The House of Slamming Doors is an engaging debut novel that shows quite a lot of promise, but may suffer a little from a lack of ambition. The book has a wonderfully Irish authorial voice, that tells the story with lots of yarning - largely long asides about various workers on the estate and their misadventures - that makes it persistently entertaining and easy to breeze through on reading. Mark Macauley also has a good eye for irony to cap these sequences and chapters, and shows gift for saying a lot with a single well-judged sentence rather than overlabouring a point.
The book is relatively plotless, and is a coming of age story of a young man (it would seem around 12 or 13, but the narrator's maturity seems to shift a bit) who has been born into a wealthy but highly dysfunctional family, and his struggles to deal with his parents' oscillating disinterest and contempt. Most of the focus is on dad, a Canadian expat with pretentious aspirations to play the part of the England squire complete with affected accent and denial over where his wealth has come from. In fact, one of the more obvious flaws of the novel is most readers will likely be waiting for a gentler dimension to the family patriarch, and largely be disappointed with further naked acts of petty bastardry.

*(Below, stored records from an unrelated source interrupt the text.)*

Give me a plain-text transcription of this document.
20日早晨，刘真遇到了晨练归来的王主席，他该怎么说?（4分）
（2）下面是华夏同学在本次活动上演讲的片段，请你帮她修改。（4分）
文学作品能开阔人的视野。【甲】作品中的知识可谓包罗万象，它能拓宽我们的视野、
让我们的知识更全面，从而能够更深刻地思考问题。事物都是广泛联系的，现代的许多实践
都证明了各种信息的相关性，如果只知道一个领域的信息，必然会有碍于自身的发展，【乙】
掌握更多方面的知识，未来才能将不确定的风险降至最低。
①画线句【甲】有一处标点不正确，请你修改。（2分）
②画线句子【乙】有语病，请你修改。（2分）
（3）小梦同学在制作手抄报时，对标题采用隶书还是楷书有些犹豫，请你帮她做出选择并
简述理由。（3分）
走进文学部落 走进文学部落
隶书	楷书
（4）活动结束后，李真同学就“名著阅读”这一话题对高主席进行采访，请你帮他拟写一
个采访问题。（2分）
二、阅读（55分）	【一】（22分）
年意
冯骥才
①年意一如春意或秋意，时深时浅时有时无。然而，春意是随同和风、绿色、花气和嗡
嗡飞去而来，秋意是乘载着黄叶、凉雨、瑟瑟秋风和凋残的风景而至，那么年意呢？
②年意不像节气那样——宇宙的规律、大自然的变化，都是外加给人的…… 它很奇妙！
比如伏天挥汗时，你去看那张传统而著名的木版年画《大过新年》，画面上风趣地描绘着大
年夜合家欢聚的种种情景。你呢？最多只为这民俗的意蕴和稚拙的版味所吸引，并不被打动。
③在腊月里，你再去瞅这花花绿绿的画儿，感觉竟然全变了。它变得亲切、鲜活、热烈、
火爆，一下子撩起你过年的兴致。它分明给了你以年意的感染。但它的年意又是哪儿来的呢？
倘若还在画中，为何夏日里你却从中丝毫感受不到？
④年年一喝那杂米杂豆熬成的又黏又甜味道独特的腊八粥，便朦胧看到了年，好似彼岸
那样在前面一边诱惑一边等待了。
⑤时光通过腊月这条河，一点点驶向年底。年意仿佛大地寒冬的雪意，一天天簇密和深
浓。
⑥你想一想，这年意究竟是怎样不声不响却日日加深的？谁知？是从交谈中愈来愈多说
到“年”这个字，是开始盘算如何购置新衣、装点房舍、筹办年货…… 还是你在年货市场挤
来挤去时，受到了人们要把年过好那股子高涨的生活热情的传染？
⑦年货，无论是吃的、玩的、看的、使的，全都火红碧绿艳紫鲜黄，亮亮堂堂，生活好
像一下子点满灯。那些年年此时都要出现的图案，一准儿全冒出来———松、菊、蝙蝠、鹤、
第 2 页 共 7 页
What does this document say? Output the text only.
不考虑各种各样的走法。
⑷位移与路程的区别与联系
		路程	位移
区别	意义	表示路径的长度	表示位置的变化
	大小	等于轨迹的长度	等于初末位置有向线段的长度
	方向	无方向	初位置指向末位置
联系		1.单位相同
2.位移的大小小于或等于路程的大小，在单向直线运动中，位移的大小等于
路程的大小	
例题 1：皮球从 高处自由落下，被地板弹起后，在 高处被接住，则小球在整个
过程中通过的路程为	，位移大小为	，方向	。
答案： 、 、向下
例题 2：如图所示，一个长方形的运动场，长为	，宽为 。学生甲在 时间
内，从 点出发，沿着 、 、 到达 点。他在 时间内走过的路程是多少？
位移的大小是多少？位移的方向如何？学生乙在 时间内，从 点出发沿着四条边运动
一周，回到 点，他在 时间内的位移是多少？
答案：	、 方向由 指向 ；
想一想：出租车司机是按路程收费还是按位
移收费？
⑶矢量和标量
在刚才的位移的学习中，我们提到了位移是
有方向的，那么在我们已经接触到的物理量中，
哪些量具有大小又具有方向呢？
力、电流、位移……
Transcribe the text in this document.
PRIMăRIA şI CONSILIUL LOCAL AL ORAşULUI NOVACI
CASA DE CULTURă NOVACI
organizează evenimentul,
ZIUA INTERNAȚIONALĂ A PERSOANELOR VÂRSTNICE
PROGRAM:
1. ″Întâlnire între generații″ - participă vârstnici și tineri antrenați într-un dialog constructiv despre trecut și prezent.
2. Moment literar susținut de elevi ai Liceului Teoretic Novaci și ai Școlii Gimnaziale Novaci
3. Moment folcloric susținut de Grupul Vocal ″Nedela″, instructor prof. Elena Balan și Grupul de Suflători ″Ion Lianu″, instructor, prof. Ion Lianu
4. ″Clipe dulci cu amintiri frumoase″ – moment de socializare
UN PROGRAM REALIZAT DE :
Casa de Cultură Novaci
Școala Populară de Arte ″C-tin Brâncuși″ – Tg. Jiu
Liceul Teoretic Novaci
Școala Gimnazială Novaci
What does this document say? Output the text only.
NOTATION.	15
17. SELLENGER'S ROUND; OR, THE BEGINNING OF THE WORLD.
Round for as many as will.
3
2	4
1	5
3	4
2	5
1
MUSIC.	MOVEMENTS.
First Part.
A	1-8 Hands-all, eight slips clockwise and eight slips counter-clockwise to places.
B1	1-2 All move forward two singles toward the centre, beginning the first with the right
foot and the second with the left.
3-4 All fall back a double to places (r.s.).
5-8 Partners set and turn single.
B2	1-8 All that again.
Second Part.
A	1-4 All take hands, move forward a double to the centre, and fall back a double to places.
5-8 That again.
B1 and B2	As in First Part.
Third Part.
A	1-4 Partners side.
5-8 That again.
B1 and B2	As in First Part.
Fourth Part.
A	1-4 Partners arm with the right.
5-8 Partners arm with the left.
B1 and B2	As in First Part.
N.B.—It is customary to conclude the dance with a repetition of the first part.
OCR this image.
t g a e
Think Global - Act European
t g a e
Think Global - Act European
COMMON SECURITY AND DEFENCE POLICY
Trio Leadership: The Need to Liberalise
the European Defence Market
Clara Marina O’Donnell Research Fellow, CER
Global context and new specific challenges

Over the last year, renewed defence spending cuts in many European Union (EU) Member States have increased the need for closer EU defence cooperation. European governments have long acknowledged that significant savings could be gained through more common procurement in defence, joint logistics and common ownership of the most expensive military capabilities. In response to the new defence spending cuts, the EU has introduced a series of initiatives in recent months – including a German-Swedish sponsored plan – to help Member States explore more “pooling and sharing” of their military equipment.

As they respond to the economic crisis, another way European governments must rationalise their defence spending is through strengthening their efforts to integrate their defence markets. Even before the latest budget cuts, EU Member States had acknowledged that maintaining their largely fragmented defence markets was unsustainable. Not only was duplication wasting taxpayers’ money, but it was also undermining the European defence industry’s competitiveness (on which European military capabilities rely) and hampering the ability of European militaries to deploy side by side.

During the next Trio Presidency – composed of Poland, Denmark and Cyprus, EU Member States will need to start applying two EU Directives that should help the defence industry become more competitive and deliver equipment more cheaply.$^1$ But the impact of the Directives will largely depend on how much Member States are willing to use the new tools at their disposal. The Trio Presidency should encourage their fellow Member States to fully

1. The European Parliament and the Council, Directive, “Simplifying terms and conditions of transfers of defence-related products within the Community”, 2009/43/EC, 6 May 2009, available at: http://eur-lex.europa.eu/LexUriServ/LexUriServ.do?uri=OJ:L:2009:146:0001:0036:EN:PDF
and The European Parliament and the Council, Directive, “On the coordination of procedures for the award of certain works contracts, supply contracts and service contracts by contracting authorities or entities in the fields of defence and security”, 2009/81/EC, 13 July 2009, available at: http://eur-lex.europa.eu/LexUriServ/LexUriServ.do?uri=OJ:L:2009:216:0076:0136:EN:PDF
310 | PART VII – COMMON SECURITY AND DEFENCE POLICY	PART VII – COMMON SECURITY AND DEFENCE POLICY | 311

The book is narrated in first person, presumably as a reminiscence, athough our narrator doesn't diverge from the story by telling us of any events that have happened after the events in the storyline, just lengthy diversions into the pasts of the characters. Interestingly there are sections written in italics that provide the perspective of other characters - these sequences are well judged for providing dramatic irony, but unfortunately are probably the book's biggest wasted opportunity. They tend to jump detached from one character to another, and be concerned with exposition and surprises. Having such a strong and opinionated voice for the narrator, providing little chapters from another POV with equally defined character voices could have brought a lot of depth to the story. As it is, unfortunately, these sequences tend to more often further flatten characters rather than expand them.
So The House of Slamming Doors is a simple story that is fairly well told and a technically solid book, wonderfully Irish in its humour and illustrating a world most of us don't know, but it doesn't quite have the substance to be an instant recommendation.